A more extreme case is to use CUDA pinned memory on the CPU, http://pytorch.org/docs/master/notes/cuda.html?highlight=pinned#best-practices
However, in your use-case i’m not sure you’ll gain much with that.

Are GPU to Host copies also affected by Pinned Memory? I was wondering if we could collect all the results in GPU and transfer it one shot to CPU.
As you said, these copies didn’t affect my run time significantly. My network is taking 250ms. But I was wondering if there was any better way to do this.

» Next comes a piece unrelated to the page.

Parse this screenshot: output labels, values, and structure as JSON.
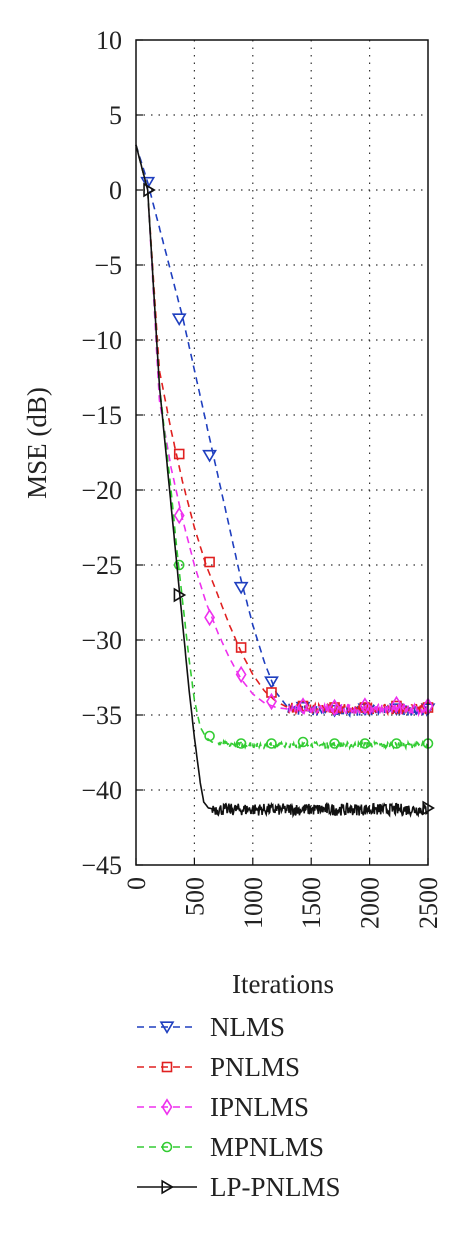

Right now I have a torch Tensor pre allocated with the number of elements and in each iteration, I am indexing from n to n + batch_size on that tensor and storing the values. Hope I am not doing anything wrong by that.

def predict(self, dataloader):
    num_elements = len(dataloader.dataset)
    num_batches = len(dataloader)
    batch_size = dataloader.batch_size
    predictions = torch.zeros(num_elements)
    for i, batch in enumerate(dataloader):
        start = i*batch_size
        end = start + batch_size
        if i == num_batches - 1:
            end = num_elements
        pred, output = self.step(batch)
        predictions[start:end] = pred

I am indexing from n to n + batch_size on that tensor and storing the values.

This seems fine.

I am also looking a more efficient way to make prediction of the entire validation or testing dataset. The way i did before was like

def pytorch_predict(model, test_loader, device):
    '''
    Make prediction from a pytorch model 
    '''
    # set model to evaluate model
    model.eval()
    
    y_true = torch.tensor([], dtype=torch.long, device=device)
    all_outputs = torch.tensor([], device=device)
    
    # deactivate autograd engine and reduce memory usage and speed up computations
    with torch.no_grad():
        for data in test_loader:
            inputs = [i.to(device) for i in data[:-1]]
            labels = data[-1].to(device)
            
            outputs = model(*inputs)
            y_true = torch.cat((y_true, labels), 0)
            all_outputs = torch.cat((all_outputs, outputs), 0)
    
    y_true = y_true.cpu().numpy()  
    _, y_pred = torch.max(all_outputs, 1)
    y_pred = y_pred.cpu().numpy()
    y_pred_prob = F.softmax(all_outputs, dim=1).cpu().numpy()
    
    return y_true, y_pred, y_pred_prob

I understand that transferring data between GPU and CPU is costly so that I decided to do it at once. However I am not sure if transferring step by step is faster than transferring in one shot.

From your code, you allocate memory to the prediction array first however i think you still need to transfer your data from GPU to CPU if your model is on GPU and outputs are also produced on GPU.